Marlene Dumas: Mourning Marsyas
Until 16 November
Frith Street Gallery, London
These are new paintings by the South African artist – although she says that ‘There is nothing new’ about them, ‘Neither in their themes, nor in their process of becoming’. Certainly, these works are evidence of the uncanny knack Dumas has honed over the decades for producing images that appear both as timeless ciphers and excoriating political commentary; ‘Mourning Marsyas’ uses Ovidian myth to reflect on the destruction in Gaza.

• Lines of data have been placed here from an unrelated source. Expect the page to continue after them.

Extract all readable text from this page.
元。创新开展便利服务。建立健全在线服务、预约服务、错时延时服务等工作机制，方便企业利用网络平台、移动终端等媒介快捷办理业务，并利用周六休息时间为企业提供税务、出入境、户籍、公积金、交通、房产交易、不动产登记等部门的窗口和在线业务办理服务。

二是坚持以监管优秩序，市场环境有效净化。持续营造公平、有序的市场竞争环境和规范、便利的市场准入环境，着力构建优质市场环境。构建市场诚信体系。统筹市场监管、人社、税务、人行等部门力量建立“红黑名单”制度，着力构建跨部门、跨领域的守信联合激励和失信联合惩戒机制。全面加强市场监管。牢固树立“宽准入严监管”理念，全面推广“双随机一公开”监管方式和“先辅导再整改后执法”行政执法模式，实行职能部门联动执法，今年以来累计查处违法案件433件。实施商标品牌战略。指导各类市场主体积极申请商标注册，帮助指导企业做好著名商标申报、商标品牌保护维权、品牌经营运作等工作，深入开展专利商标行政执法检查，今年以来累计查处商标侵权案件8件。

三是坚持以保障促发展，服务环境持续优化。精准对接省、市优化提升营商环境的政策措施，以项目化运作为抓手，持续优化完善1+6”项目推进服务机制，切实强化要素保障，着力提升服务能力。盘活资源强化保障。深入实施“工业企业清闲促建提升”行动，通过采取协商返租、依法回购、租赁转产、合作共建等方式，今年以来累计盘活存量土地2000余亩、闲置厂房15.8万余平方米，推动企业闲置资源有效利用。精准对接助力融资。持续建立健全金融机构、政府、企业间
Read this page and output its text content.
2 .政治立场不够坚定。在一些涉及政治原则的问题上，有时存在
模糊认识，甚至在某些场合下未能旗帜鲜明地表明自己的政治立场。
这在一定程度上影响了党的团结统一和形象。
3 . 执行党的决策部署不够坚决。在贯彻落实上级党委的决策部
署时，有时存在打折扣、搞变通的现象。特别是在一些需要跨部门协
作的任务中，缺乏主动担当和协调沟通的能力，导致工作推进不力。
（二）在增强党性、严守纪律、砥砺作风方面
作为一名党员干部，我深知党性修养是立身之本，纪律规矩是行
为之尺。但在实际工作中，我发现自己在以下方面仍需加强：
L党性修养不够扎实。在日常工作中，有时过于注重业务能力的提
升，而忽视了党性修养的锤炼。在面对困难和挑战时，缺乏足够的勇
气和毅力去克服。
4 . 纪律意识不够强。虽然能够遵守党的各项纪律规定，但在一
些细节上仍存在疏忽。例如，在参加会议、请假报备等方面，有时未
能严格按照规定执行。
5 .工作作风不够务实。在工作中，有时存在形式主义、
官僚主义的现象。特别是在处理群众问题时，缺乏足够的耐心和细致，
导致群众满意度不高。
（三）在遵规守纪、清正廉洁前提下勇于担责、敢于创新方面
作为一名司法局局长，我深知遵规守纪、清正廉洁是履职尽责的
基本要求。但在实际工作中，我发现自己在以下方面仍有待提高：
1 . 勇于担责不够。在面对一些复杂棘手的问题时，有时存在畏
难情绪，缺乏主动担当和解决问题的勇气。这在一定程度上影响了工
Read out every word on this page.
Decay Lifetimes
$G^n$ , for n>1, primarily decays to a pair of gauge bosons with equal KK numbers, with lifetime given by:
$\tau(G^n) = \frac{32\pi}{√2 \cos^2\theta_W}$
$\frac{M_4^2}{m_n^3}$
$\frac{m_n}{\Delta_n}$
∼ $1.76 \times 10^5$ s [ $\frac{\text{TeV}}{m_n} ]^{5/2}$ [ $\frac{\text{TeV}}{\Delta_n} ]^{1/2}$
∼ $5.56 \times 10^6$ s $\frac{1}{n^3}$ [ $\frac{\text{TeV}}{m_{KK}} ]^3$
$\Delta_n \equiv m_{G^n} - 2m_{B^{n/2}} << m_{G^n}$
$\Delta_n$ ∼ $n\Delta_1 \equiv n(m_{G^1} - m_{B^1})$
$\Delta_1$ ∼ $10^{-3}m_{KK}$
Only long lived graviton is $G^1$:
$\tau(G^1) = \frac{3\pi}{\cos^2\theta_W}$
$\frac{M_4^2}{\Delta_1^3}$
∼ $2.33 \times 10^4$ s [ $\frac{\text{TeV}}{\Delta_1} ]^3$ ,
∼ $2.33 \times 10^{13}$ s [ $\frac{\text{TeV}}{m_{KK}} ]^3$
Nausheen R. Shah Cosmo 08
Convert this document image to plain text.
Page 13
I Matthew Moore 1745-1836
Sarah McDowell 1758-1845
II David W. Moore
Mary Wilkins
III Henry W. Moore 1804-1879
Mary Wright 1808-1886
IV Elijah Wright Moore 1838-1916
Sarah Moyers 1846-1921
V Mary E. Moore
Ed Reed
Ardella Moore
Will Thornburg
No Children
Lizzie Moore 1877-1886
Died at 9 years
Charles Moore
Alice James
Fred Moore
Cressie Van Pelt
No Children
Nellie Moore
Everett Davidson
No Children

Alain Jacquet, James Rosenquist
29 October–21 December
Perrotin, New York
A collaboration with Kasmin Gallery, this is the first major double-header exploring the links between Alain Jacquet and James Rosenquist, who made defining contributions to Pop art in France and New York respectively. The show teases out the differences in their approaches – Jacquet’s cool silk-screens (Fig. 2), which he called Mec Art (a pun on ‘mechanical’ and the French slang for ‘guy’), and Rosenquist’s more romantic abstractions.
Fair in focus
PAN Amsterdam
24 November–1 December
RAI Amsterdam
A panoramic snapshot of the Dutch art market, this fair brings together 125 exhibitors offering everything from antique tobacco and snuff boxes to Andy Warhols. The latter come courtesy of MPV (Mark Peet Visser) Gallery from Oisterwijk, which presents a complete signed and numbered series of Warhol’s Reigning Queens prints (1985) – depictions of Elizabeth II, Margrethe II of Denmark, Beatrix of the Netherlands and Ntombi Twala of Swaziland, Pop-ifying the genre of royal portraiture. The tobacco and snuff boxes come from an important private collection, presented by A. Aardewerk in its display of 17th and 18th-century Amsterdam silverware – part of a special focus on the city as it prepares for the 750th anniversary of its founding, next October. Other highlights include an 18th-century Dutch celestial globe, made by father and son Gerard and Leonard Valk and offered by Antiquariaat De Roo, as well as the Maene-Viñoly Concert Grand – a recent collaboration between master piano-maker Chris Maene and architect Rafael Viñoly, on sale for €600,000.